Test method	Test Result	Test Evaluation	Evaluation Test Strategy
BCOP Test	The mean IVIS of the test-substance treated corneas was 0.1	Not identified as corrosive or severe irritant	Non-irritant
EpiOcular Test	Mean viability of the test-substance treated tissues of both runs was 64.6 %	Non-irritant

 

Based on the observed results for BCOP and EpiOcularTM Test it was concluded that Triisooctylamine does not show an eye irritation potential in the in vitro eye irritation test strategy under the test conditions chosen.

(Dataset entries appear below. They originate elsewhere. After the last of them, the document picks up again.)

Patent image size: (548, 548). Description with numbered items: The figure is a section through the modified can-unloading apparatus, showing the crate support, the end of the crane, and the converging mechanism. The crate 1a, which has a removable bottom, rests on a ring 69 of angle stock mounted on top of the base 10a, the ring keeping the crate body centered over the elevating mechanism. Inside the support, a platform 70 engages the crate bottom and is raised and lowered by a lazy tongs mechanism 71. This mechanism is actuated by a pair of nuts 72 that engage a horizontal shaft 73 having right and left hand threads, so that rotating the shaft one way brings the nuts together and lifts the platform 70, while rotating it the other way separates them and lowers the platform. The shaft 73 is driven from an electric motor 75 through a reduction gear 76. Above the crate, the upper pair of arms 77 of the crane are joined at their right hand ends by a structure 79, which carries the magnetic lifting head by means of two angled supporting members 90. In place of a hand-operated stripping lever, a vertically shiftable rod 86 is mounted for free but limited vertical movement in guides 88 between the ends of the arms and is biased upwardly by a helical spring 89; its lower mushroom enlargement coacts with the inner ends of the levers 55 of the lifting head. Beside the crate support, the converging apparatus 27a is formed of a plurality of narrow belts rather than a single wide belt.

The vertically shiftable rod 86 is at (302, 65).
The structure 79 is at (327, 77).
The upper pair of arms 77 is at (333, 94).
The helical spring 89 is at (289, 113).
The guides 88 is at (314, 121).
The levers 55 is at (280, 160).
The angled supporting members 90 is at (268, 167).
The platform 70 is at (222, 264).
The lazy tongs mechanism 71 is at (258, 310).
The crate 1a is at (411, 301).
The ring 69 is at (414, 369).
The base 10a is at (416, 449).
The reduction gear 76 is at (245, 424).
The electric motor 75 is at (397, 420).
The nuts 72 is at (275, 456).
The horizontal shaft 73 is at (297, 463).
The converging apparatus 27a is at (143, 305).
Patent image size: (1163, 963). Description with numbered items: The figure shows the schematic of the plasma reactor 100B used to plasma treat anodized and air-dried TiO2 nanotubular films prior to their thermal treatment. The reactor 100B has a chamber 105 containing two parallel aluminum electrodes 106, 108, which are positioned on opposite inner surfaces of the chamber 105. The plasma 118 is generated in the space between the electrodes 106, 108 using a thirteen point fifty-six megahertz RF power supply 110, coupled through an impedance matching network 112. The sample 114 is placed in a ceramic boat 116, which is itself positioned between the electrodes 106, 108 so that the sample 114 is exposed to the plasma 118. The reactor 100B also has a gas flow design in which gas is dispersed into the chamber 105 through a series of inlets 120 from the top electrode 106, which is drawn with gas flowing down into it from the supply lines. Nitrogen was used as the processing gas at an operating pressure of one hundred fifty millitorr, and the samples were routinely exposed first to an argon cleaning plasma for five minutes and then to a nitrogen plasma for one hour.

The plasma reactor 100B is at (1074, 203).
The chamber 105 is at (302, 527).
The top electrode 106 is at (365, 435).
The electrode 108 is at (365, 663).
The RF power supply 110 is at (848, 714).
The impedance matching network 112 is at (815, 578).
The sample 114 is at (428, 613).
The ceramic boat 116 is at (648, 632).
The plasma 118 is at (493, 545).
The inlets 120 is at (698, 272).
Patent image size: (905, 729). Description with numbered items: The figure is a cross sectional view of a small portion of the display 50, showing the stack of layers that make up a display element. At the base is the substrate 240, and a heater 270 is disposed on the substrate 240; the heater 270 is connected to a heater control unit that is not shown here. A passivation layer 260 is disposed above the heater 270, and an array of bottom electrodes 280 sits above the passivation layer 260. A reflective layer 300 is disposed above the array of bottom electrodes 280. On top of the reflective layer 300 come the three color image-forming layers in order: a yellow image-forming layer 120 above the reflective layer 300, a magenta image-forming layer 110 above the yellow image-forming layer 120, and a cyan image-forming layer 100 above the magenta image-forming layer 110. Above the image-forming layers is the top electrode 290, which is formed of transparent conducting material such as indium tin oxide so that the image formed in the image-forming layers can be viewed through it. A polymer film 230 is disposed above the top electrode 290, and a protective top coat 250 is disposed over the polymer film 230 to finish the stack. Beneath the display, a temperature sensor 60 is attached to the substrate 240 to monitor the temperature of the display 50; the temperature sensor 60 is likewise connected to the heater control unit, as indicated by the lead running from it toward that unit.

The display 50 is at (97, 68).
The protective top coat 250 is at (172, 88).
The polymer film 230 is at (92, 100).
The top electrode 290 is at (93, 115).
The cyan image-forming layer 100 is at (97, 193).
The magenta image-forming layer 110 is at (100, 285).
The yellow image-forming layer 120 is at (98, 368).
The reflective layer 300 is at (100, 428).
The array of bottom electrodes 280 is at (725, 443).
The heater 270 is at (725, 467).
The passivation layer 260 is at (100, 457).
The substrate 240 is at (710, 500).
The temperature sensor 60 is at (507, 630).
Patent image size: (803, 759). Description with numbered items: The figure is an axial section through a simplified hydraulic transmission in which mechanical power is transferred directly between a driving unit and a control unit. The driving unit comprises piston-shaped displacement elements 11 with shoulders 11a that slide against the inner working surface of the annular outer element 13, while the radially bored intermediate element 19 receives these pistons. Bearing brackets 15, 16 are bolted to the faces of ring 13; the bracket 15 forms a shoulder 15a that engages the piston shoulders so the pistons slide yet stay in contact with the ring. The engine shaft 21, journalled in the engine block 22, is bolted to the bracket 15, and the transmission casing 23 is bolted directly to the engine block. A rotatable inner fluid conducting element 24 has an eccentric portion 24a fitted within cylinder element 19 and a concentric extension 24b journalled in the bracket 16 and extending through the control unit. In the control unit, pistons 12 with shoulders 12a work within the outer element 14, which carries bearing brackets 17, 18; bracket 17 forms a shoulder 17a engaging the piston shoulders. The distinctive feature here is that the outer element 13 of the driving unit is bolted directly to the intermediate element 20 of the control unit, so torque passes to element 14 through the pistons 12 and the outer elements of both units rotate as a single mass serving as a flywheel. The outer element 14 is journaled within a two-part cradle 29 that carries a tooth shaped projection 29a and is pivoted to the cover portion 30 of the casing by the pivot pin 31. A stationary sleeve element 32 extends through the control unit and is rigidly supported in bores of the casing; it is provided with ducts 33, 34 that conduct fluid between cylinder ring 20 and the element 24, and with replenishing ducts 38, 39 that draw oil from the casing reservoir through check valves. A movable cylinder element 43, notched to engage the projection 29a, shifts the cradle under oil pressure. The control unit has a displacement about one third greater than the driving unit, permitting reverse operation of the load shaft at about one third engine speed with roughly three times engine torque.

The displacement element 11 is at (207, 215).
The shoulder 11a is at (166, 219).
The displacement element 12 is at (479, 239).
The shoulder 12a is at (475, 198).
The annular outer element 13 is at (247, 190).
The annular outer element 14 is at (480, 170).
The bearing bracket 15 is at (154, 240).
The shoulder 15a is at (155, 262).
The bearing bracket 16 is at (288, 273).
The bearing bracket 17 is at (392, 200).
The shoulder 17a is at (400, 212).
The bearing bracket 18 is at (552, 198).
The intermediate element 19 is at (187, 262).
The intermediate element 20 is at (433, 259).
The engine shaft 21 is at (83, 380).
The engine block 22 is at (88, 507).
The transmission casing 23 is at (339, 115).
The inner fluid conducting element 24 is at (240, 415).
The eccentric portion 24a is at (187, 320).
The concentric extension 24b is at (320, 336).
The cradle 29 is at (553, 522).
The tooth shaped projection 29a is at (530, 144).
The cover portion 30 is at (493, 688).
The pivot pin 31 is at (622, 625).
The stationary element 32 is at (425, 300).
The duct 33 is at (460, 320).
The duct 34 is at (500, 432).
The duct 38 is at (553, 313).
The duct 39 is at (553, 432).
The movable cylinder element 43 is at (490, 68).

Overall conclusion on eye irritation:

The test item was investigated for its eye irritating potential in both in vivo and in vitro test systems. Based on the in vitro tests outcome the test item is not considered irritating to the eye. This is further confirmed by the in vivo test. Therefore, the test item does not require classification as being irritating to the eye according to current CLP Regulation.

Justification for classification or non-classification

Classification, Labelling, and Packaging Regulation (EC) No 1272/2008
The available experimental test data are reliable and suitable for classification purposes under Regulation (EC) No 1272/2008. As a result the substance is considered to be classified as skin irritating Cat. 2 (H315: " Causes skin irritation") under Regulation (EC) No 1272/2008, as amended for the tenth time in Regulation (EU) No 2017/776.

The test item is not classified as eye irritating under Regulation (EC) No 1272/2008, as amended for the tenth time in regulation (EU) No 2017/776.